• Akashiro Germering geht zuversichtlich in die Saison 2020

    Unter dem Motto „Nach der Saison ist vor der Saison“ startete unsere Bezirksligamannschaft am Wochenende mit Carsten Bickenbach einen Vorbereitungslehrgang. Dabei äußerte sich Urgestein Jürgen Ost zuversichtlich zu den Aussichten in der kommenden Saison. 2019 habe sich das Akashiro-Team bereits den 4. Platz erkämpft. Dieses Jahr wäre dank der neuen Verpflichtungen auch eine bessere Platzierung möglich. Neuzugänge sind: Mark Peschl (81kg), Peter Bausch (-90kg), Markus Wagler (+90kg), Osman Kovacevic (-90kg) und Dominik Hanke (-66kg)

    Bereits im Februar geht es los. Hier die Termine:

    08.02.2019 KG Kösching-Ingolstadt – Akashiro Germering

    07.03.2019 Akashiro Germering – MTV 1881 Ingolstadt

    16.05.2019 DJK Eichstätt – Akashiro Germering

    20.06.2019 Akashiro Germering – JC Freising

    04.07.2019 Akashiro Germering – TUS Prien


  • Herbert Kirchmayer besteht Prüfung zum 2. Dan

     

    Herbert Kirchmayer

    Gratulation! Zum Abschluss des Jahres gab es in der SCUG Judoabteilung noch eine tolle Überraschung. C-Trainer Herbert Kirchmayer hatte sich noch etwas vorgenommen. Zirka 2 Jahre hatte er sich mit seinem Partner Benedikt Schütz  intensiv auf die Prüfung zum 2. Dan vorbereitet. Es ist dies eine weitere Stufe unter den Meistergraden. Neben dem ständigen Training musste Herbert Kirchmayer zur Vorbereitung auch mehrere Lehrgänge zusätzlich absolvieren.

    Am 7.12 war es dann endlich so weit. Zur Danprüfung in Großhadern waren über 30 Prüfungsanwärter erschienen. Drei Prüferteams prüften die Kandidaten am Vormittag.
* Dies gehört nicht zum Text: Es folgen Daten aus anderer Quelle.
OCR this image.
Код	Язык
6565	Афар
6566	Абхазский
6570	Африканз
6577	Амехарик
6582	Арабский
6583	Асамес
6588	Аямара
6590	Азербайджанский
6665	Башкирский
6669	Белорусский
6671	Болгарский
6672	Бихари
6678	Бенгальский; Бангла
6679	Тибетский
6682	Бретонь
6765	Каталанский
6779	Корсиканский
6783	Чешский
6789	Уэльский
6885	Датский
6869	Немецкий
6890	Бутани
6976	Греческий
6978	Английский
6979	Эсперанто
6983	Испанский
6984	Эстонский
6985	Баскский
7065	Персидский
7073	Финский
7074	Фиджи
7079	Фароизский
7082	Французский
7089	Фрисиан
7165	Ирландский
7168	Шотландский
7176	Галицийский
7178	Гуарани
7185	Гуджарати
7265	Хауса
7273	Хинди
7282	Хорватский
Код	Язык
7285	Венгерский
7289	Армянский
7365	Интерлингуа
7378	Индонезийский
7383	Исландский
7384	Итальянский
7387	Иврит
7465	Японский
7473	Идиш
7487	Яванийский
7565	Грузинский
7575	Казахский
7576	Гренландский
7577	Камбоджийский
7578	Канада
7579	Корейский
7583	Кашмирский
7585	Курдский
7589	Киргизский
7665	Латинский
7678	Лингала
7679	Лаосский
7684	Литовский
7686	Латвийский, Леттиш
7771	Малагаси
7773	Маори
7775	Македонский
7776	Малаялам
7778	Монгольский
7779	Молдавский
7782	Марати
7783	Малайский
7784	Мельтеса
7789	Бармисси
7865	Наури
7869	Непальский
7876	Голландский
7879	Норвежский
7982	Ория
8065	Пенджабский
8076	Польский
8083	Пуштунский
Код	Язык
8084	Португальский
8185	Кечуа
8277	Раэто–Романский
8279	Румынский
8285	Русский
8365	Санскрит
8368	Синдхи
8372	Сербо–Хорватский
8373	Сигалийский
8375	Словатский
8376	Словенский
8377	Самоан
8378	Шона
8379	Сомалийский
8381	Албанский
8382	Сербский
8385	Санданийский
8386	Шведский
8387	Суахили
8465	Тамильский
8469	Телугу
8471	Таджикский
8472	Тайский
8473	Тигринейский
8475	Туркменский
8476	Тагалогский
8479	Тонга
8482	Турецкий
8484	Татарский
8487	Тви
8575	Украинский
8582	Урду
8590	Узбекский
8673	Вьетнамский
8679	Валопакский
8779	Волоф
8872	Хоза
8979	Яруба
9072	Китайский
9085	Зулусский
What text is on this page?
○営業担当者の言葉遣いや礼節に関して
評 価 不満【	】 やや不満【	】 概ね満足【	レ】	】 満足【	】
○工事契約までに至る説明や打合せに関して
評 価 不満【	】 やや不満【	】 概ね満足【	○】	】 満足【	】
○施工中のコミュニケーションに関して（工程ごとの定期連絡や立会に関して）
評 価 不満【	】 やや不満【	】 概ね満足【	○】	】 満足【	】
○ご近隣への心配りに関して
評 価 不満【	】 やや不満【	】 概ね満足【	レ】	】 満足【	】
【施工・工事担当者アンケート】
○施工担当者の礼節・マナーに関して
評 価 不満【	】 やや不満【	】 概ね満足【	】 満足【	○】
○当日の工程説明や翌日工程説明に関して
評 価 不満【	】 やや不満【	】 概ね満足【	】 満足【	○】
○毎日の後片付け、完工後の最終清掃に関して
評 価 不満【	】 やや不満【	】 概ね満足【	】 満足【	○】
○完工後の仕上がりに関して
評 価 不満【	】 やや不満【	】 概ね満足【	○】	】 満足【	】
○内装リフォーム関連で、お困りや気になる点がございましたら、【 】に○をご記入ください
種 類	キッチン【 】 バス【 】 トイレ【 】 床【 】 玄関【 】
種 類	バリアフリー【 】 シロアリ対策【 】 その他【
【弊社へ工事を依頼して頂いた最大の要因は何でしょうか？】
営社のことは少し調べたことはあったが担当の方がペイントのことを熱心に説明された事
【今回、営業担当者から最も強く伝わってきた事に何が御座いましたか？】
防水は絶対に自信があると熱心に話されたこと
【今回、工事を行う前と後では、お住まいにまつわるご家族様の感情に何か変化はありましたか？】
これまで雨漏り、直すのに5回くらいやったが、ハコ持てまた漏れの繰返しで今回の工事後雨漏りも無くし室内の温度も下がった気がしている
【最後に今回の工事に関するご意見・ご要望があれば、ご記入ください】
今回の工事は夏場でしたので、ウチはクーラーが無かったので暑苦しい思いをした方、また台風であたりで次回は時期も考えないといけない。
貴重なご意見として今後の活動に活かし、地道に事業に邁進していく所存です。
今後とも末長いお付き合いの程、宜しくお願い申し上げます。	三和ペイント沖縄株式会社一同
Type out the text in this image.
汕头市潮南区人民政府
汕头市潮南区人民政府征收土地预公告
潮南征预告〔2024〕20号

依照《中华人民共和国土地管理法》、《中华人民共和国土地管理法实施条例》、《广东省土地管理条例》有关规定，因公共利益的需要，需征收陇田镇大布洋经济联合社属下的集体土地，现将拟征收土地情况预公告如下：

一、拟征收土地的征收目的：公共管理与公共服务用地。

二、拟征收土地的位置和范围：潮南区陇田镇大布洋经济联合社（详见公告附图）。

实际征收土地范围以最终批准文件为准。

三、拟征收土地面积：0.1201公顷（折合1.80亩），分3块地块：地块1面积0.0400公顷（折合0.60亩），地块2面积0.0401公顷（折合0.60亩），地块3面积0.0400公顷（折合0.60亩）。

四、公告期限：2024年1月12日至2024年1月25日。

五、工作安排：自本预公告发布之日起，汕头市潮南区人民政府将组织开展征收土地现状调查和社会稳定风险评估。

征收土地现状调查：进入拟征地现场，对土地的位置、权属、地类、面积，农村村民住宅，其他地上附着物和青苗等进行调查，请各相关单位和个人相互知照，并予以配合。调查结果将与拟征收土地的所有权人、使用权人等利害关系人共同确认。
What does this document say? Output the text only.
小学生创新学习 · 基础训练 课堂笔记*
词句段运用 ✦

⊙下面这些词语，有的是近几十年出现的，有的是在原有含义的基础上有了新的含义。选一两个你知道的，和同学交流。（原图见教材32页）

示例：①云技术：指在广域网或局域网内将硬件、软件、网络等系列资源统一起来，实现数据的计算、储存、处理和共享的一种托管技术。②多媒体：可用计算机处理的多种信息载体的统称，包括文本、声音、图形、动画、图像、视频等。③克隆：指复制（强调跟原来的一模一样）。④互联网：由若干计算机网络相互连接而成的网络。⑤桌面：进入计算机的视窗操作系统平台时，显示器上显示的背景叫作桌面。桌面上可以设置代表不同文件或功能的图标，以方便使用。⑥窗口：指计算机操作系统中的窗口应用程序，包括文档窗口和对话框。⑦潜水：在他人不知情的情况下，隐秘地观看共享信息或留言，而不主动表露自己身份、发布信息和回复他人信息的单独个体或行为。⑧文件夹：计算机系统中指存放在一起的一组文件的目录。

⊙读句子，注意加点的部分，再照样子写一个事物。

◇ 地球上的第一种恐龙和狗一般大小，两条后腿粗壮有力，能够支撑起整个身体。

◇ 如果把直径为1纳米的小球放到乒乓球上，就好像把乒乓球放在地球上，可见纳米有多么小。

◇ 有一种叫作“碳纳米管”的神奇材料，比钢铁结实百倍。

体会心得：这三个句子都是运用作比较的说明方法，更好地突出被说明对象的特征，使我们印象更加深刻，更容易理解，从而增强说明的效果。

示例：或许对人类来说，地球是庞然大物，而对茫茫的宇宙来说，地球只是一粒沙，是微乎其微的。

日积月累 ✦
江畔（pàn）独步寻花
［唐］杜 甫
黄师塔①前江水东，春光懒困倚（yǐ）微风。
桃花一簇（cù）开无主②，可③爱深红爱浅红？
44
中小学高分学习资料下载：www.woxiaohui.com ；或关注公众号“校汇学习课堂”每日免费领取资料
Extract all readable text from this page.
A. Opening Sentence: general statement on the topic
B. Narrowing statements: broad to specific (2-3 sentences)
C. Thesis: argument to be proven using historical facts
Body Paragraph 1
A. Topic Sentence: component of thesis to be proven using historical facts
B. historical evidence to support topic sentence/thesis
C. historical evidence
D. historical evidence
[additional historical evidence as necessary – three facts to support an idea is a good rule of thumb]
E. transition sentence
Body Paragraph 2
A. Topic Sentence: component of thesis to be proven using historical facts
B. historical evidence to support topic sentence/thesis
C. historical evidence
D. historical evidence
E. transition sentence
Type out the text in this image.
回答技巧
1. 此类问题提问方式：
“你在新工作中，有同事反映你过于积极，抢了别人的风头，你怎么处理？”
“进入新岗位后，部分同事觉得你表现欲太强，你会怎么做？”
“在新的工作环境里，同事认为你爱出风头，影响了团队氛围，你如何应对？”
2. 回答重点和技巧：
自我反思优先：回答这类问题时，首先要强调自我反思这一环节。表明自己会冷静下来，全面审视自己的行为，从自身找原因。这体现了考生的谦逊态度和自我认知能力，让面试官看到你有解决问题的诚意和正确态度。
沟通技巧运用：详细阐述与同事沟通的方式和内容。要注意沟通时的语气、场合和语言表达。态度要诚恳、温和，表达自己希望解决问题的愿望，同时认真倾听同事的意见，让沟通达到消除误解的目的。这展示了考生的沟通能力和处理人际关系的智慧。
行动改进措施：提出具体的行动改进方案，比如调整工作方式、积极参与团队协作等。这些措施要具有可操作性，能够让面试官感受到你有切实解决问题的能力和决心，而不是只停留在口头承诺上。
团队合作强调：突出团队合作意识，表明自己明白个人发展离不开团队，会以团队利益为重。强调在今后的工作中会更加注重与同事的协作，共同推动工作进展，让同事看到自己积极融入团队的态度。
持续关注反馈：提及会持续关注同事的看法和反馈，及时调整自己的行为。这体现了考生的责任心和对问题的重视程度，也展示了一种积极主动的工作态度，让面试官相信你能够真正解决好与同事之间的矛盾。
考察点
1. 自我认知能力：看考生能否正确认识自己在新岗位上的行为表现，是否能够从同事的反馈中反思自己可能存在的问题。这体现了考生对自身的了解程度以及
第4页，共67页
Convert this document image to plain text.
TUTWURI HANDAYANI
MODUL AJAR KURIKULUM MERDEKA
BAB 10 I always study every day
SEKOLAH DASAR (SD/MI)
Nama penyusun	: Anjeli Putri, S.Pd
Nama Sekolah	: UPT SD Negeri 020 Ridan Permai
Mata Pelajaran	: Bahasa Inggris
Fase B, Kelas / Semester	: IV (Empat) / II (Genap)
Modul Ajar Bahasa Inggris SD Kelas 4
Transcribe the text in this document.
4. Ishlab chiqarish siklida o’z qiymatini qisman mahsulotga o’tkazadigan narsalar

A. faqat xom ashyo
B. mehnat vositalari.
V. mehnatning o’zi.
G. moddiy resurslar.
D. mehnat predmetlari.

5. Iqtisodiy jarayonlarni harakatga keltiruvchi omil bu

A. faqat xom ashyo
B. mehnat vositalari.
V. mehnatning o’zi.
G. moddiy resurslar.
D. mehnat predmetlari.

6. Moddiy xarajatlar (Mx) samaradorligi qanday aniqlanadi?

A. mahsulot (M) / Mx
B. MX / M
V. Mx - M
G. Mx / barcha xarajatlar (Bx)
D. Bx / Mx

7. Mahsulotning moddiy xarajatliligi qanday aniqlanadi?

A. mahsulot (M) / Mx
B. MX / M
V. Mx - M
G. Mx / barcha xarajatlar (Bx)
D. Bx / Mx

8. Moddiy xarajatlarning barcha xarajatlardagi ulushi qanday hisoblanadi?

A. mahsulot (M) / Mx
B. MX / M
Um 12.51 kam die Nachricht: Bestanden!!!! Ein tolles Weihnachtsgeschenk.

    Auch die SCUG-Judoabteilung betrachtet dies auch für sich als ein tolles Weihnachtsgeschenk.


  • SCUG-Judoabteilung richtet erstes Randoriturnier aus.

    10 Randoriflächen garantierten einen reibungslosen Ablauf

    Um es vorweg zu sagen: es war ein Judofest und das Erste dieser Art im Landkreis Fürstenfeldbruck. Beim Randoriturnier geht es nicht um Sieg oder Niederlage, sondern um den spielerischen Spaß am Raufen. Aus diesem Grund gab es auch keine Kampfrichter mit ihren Wertungen, sondern nur Betreuer, die den reibungslosen Verlauf der Randoris (spielerisches Raufen) garantierten.

    Für die Kinder war es einmal was Neues, ohne den Stress des „Gewinnenmüssens“ auf die Matte zu gehen. Es kam lediglich darauf an, in der Turnierzeit eine möglichst hohe Randorianzahl abzuliefern. Für jedes Randori bekamen die Judoka einen Stempel auf eine dafür vorgesehene Stempelkarte.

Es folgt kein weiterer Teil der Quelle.